Mr Sunak said that the fall in the Office of National Statistics headline rate meant the Tories’ “plan is working”.

Barclays said a three-year fix would increase by 5.8pc to 4.57pc and its remortgaging offers would rise by up to 0.25 percentage points.

On the bank’s two-year fixes for purchases and remortgages of above £2m, the interest rates on offer will rise by up to 0.3 percentage points, with a two-year fix with a 75pc Loan-To-Value (LTV) increasing to 5.05pc.

Barclays cut its mortgage rates last week, alongside TSB and HSBC, but its decision puts its offerings above those of its close competitors.

Other major lenders, including Santander, announced that their mortgage rates would be cut.

Santander will drop its five-year fix on a 60pc LTV from 4.5pc to 4.42pc, whereas its three-year fixes will see drops of up to 0.26pc from Friday.

In a boost for prospective landlords, the bank’s buy-to-let rates will be cut by up to 0.2pc, with a two-year fix on a 75pc LTV to be priced at 4.96pc.

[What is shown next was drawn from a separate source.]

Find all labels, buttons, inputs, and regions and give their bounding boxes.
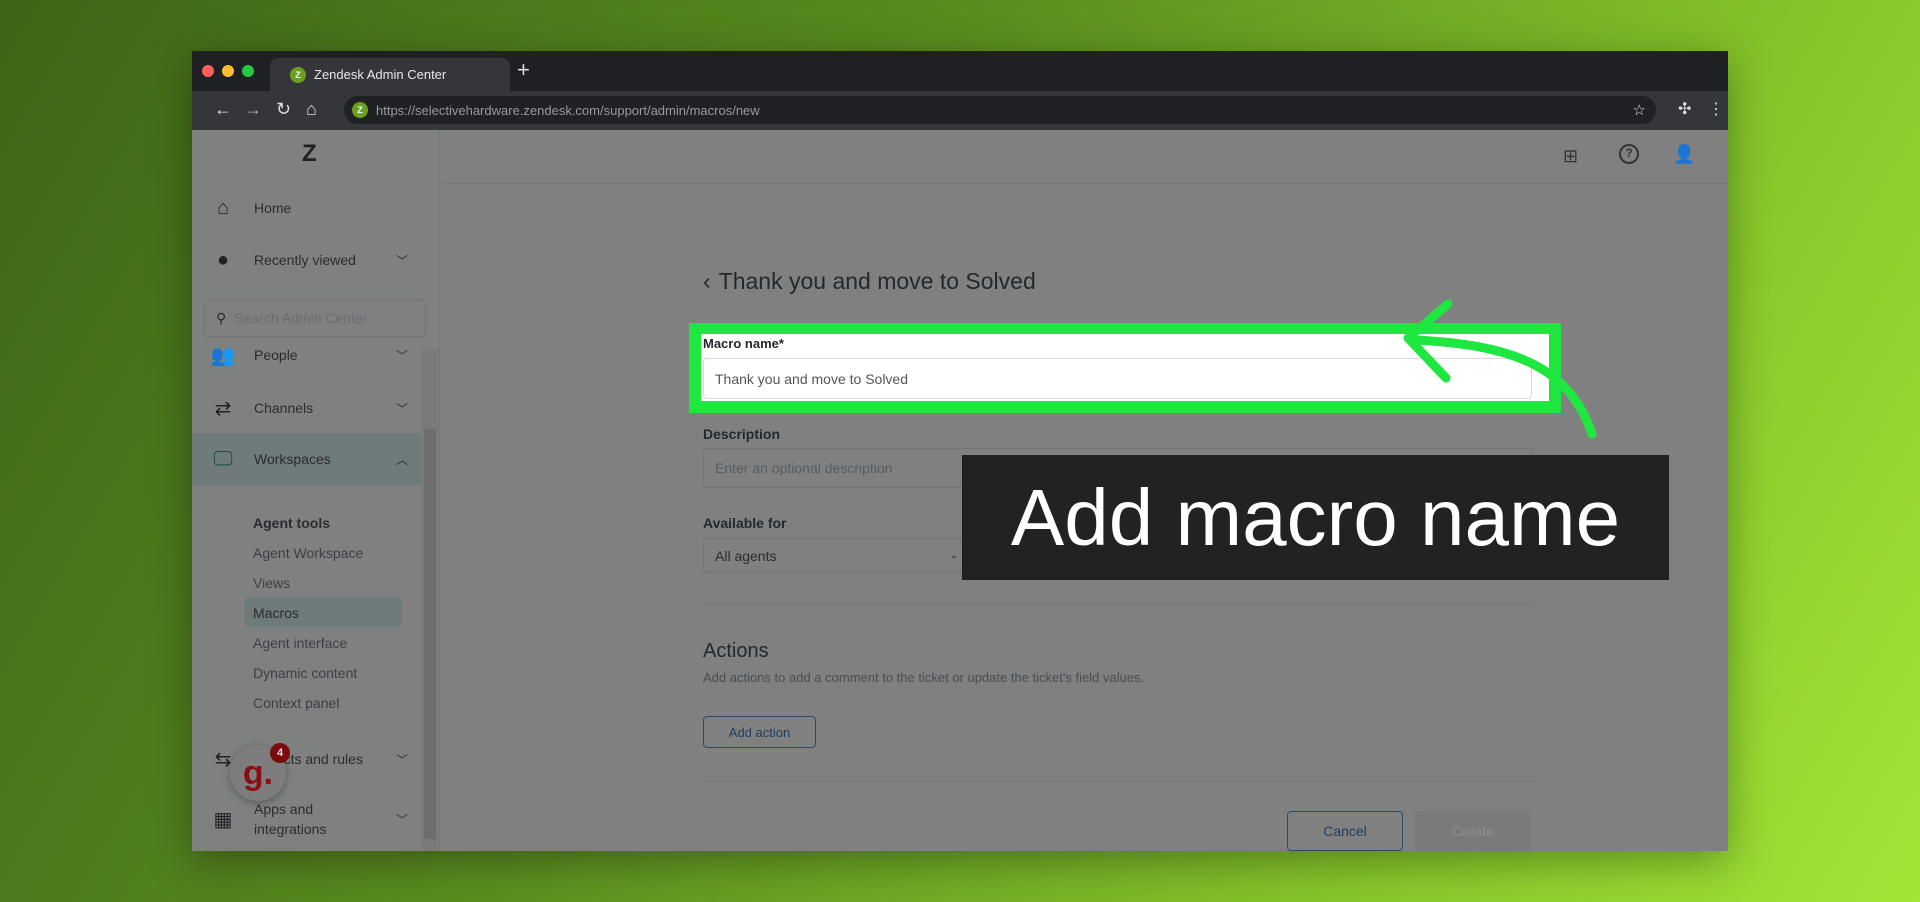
annotation-arrow — [1403, 299, 1597, 439]
arrow-curve — [1410, 335, 1597, 439]
annotation-label: Add macro name — [962, 455, 1669, 580]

TSB will also cut rates from Friday. Its rates for first time buyers will drop by up to 0.40pc, and it will reintroduce two-year trackers for both new and existing mortgage customers.

Halifax is also among lenders who have announced cuts since the inflation data was released on Wednesday.

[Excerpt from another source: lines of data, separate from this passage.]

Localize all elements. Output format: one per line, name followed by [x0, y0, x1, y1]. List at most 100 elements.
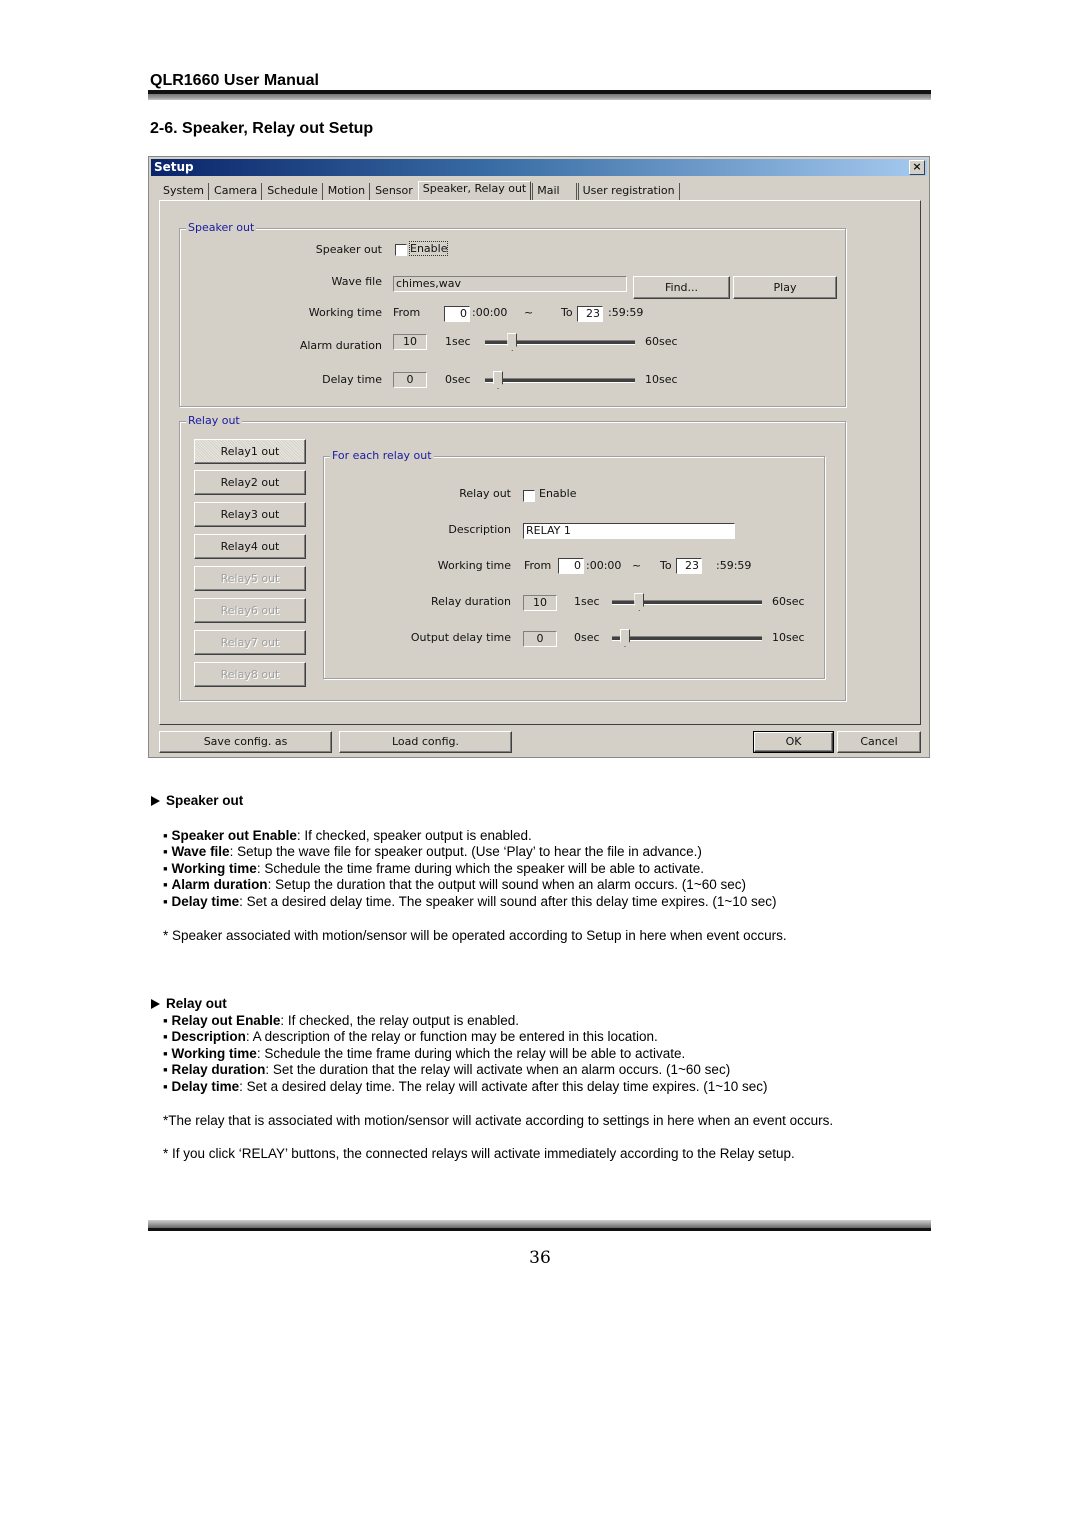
triangle-bullet-icon	[151, 796, 160, 806]
slider-thumb[interactable]	[507, 333, 518, 351]
save-config-button[interactable]: Save config. as	[159, 731, 332, 753]
tab-camera[interactable]: Camera	[210, 183, 263, 200]
bullet-icon: ▪	[163, 1012, 172, 1028]
page-number: 36	[529, 1248, 551, 1268]
cancel-button[interactable]: Cancel	[837, 731, 921, 753]
play-button[interactable]: Play	[733, 276, 837, 299]
section-title: 2-6. Speaker, Relay out Setup	[150, 120, 374, 137]
duration-min-label: 1sec	[574, 595, 600, 608]
speaker-note: * Speaker associated with motion/sensor …	[163, 927, 787, 943]
relay-out-label: Relay out	[459, 487, 511, 500]
alarm-max-label: 60sec	[645, 335, 678, 348]
relay-enable-checkbox[interactable]	[523, 490, 535, 502]
relay-to-label: To	[660, 559, 672, 572]
tilde: ~	[524, 306, 534, 319]
wave-file-input[interactable]: chimes,wav	[393, 276, 627, 292]
close-button[interactable]: ×	[909, 160, 925, 175]
tab-motion[interactable]: Motion	[324, 183, 371, 200]
speaker-out-heading: Speaker out	[151, 793, 787, 810]
list-item-text: : Schedule the time frame during which t…	[256, 860, 705, 876]
slider-thumb[interactable]	[493, 371, 503, 389]
from-suffix: :00:00	[472, 306, 508, 319]
tab-system[interactable]: System	[159, 183, 210, 200]
bullet-icon: ▪	[163, 1029, 172, 1045]
relay3-out-button[interactable]: Relay3 out	[194, 502, 306, 527]
speaker-out-list: ▪ Speaker out Enable: If checked, speake…	[151, 828, 787, 911]
load-config-button[interactable]: Load config.	[339, 731, 512, 753]
output-delay-slider[interactable]	[612, 629, 762, 649]
relay-tilde: ~	[632, 559, 642, 572]
tab-speaker-relay-out[interactable]: Speaker, Relay out	[417, 181, 532, 201]
relay-from-suffix: :00:00	[586, 559, 622, 572]
output-delay-max-label: 10sec	[772, 631, 805, 644]
close-icon: ×	[912, 160, 922, 173]
tab-user-registration[interactable]: User registration	[577, 183, 680, 200]
relay-duration-slider[interactable]	[612, 593, 762, 613]
speaker-out-group: Speaker out Speaker out Enable Wave file…	[179, 221, 846, 407]
alarm-duration-slider[interactable]	[485, 333, 635, 353]
relay1-out-button[interactable]: Relay1 out	[194, 439, 306, 464]
relay-out-section: Relay out ▪ Relay out Enable: If checked…	[151, 996, 833, 1163]
relay-from-hour-input[interactable]: 0	[558, 558, 584, 574]
relay-note-1: *The relay that is associated with motio…	[163, 1112, 834, 1128]
list-item: ▪ Description: A description of the rela…	[151, 1029, 833, 1046]
list-item: ▪ Working time: Schedule the time frame …	[151, 861, 787, 878]
from-hour-input[interactable]: 0	[444, 306, 470, 322]
delay-min-label: 0sec	[445, 373, 471, 386]
list-item: ▪ Speaker out Enable: If checked, speake…	[151, 828, 787, 845]
description-input[interactable]: RELAY 1	[523, 523, 735, 539]
relay5-out-button[interactable]: Relay5 out	[194, 566, 306, 591]
list-item: ▪ Delay time: Set a desired delay time. …	[151, 894, 787, 911]
speaker-enable-label[interactable]: Enable	[408, 241, 449, 256]
speaker-out-heading-text: Speaker out	[166, 793, 244, 808]
relay7-out-button[interactable]: Relay7 out	[194, 630, 306, 655]
tab-sensor[interactable]: Sensor	[371, 183, 417, 200]
find-button[interactable]: Find...	[633, 276, 730, 299]
tab-mail[interactable]: Mail	[532, 183, 577, 200]
relay4-out-button[interactable]: Relay4 out	[194, 534, 306, 559]
relay-to-suffix: :59:59	[716, 559, 752, 572]
tab-schedule[interactable]: Schedule	[263, 183, 323, 200]
from-label: From	[393, 306, 421, 319]
relay8-out-button[interactable]: Relay8 out	[194, 662, 306, 687]
speaker-enable-checkbox[interactable]	[395, 244, 407, 256]
bullet-icon: ▪	[163, 877, 172, 893]
output-delay-value: 0	[523, 631, 557, 647]
relay-enable-label[interactable]: Enable	[539, 487, 576, 500]
list-item-text: : Setup the duration that the output wil…	[267, 877, 746, 893]
alarm-duration-label: Alarm duration	[299, 339, 382, 352]
relay2-out-button[interactable]: Relay2 out	[194, 470, 306, 495]
list-item-text: : Set a desired delay time. The relay wi…	[239, 1078, 768, 1094]
list-item: ▪ Relay out Enable: If checked, the rela…	[151, 1013, 833, 1030]
slider-thumb[interactable]	[620, 629, 630, 647]
list-item-text: : Set a desired delay time. The speaker …	[239, 893, 777, 909]
list-item-term: Delay time	[171, 893, 240, 909]
duration-max-label: 60sec	[772, 595, 805, 608]
dialog-titlebar[interactable]: Setup ×	[151, 159, 927, 176]
relay-out-group: Relay out Relay1 out Relay2 out Relay3 o…	[179, 414, 846, 701]
alarm-duration-value: 10	[393, 334, 427, 350]
description-label: Description	[448, 523, 511, 536]
ok-button[interactable]: OK	[753, 731, 834, 753]
to-hour-input[interactable]: 23	[577, 306, 603, 322]
slider-thumb[interactable]	[634, 593, 645, 611]
list-item: ▪ Alarm duration: Setup the duration tha…	[151, 877, 787, 894]
bullet-icon: ▪	[163, 827, 172, 843]
relay-note-2: * If you click ‘RELAY’ buttons, the conn…	[163, 1146, 795, 1162]
to-label: To	[561, 306, 573, 319]
for-each-relay-group-label: For each relay out	[330, 449, 434, 462]
relay-to-hour-input[interactable]: 23	[676, 558, 702, 574]
slider-track	[612, 636, 762, 641]
bullet-icon: ▪	[163, 860, 172, 876]
alarm-min-label: 1sec	[445, 335, 471, 348]
list-item-text: : If checked, the relay output is enable…	[280, 1012, 519, 1028]
relay6-out-button[interactable]: Relay6 out	[194, 598, 306, 623]
output-delay-label: Output delay time	[410, 631, 511, 644]
relay-out-heading: Relay out	[151, 996, 833, 1013]
delay-time-slider[interactable]	[485, 371, 635, 391]
header-rule	[148, 90, 931, 100]
list-item-term: Speaker out Enable	[171, 827, 297, 843]
relay-out-group-label: Relay out	[186, 414, 242, 427]
slider-track	[485, 378, 635, 383]
wave-file-label: Wave file	[331, 275, 382, 288]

The Bank of England has held the Bank Rate at 5.25pc since last August, following 14 consecutive rises from December 2021.

The next meeting of the independent committee will be held on June 20, two weeks to the day before the election.

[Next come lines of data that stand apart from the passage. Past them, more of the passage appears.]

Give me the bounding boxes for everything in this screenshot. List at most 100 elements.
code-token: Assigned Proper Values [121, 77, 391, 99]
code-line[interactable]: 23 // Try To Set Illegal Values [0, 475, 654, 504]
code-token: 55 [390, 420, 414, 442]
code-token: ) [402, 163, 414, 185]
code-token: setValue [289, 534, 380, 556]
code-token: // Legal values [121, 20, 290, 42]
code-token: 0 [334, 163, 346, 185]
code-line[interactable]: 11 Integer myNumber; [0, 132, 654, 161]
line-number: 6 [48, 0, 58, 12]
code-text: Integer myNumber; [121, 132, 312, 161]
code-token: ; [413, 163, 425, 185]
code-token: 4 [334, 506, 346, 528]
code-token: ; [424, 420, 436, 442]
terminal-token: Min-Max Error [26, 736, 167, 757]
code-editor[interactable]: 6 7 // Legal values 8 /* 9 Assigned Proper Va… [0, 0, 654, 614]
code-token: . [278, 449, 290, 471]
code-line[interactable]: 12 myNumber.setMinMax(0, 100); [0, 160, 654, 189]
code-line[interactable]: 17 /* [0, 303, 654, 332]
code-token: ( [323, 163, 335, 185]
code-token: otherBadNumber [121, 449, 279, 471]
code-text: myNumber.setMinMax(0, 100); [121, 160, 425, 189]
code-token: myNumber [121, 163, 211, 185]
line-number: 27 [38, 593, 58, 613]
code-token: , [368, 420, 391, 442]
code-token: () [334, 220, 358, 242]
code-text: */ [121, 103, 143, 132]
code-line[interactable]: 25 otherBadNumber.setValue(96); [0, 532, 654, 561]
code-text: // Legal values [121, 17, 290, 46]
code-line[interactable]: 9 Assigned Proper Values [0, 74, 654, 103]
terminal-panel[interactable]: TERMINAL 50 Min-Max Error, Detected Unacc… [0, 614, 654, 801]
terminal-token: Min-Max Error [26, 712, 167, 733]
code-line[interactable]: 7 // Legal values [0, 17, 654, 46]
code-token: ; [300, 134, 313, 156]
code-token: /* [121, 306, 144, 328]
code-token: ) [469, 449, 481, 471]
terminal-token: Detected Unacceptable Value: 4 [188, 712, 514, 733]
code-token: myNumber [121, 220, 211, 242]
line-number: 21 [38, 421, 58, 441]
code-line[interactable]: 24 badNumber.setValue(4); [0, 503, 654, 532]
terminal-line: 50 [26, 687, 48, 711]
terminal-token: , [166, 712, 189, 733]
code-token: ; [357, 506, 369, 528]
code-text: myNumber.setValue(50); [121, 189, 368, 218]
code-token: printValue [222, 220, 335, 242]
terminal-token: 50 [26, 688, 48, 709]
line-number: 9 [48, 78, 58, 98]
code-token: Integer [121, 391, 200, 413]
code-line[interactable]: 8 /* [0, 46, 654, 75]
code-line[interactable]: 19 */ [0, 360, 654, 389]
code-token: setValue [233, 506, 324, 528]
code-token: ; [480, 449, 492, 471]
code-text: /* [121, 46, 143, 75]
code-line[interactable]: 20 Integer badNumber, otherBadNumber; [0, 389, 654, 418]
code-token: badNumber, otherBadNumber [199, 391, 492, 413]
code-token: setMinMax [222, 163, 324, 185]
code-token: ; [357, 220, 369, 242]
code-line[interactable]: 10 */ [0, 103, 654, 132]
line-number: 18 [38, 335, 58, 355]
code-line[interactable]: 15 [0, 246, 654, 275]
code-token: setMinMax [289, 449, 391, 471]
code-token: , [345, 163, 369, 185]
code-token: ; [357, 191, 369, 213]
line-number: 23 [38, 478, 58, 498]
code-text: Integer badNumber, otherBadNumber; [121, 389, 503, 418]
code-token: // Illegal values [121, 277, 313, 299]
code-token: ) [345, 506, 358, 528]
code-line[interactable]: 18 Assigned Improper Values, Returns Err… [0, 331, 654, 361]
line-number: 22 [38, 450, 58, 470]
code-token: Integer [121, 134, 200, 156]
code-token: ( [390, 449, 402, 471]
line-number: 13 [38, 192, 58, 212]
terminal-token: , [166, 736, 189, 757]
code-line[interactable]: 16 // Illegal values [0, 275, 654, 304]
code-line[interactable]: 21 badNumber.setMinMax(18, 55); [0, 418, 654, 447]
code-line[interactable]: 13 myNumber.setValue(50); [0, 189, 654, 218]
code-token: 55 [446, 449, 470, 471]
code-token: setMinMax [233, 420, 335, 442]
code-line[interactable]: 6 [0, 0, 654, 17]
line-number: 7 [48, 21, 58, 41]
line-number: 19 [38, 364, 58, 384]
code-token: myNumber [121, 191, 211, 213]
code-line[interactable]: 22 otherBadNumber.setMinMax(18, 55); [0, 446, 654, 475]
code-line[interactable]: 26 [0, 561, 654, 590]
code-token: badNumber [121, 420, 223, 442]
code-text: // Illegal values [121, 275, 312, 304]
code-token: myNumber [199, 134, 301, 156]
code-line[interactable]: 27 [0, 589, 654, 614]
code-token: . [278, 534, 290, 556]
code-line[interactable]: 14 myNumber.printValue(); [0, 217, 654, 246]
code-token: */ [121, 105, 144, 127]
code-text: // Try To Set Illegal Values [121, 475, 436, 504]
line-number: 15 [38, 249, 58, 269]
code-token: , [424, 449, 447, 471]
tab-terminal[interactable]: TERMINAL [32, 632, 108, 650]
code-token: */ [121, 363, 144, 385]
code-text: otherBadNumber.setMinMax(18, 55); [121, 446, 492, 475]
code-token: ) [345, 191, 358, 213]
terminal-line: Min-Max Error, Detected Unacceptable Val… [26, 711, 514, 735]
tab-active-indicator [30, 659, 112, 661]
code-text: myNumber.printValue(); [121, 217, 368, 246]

Simon Wells, chief European economist at HSBC, said: “June was always going to be a close call…But while the more hawkish members stopped voting for rate rises, they were never likely to vote for a cut soon.”

Mr Wells added: “It now seems more likely than not that the first UK rate cut will come in August – after the European Central Bank (where we still expect June) but before the Fed (where we forecast September).”

Rob Gill, of broker Altura Mortgage Finance, said: “These rate hikes from Barclays are no surprise after yesterday’s disappointing inflation figure. The surprise is that other lenders cut rates just hours after interest rate markets slashed the chance of a June base rate cut.”

Mr Gill added: “Borrowers and brokers alike will watch closely to see how this tug-of-war plays out.”

Other brokers said that they hoped to see a U-turn from Barclays in coming weeks. The lender had had the lowest rates on the market.

Ross Lacey, of financial adviser Fairview Financial Management, said: “We’d hope, given the direction of travel, to see further rate cuts from other lenders and for a U-turn on this from Barclays in the coming weeks.”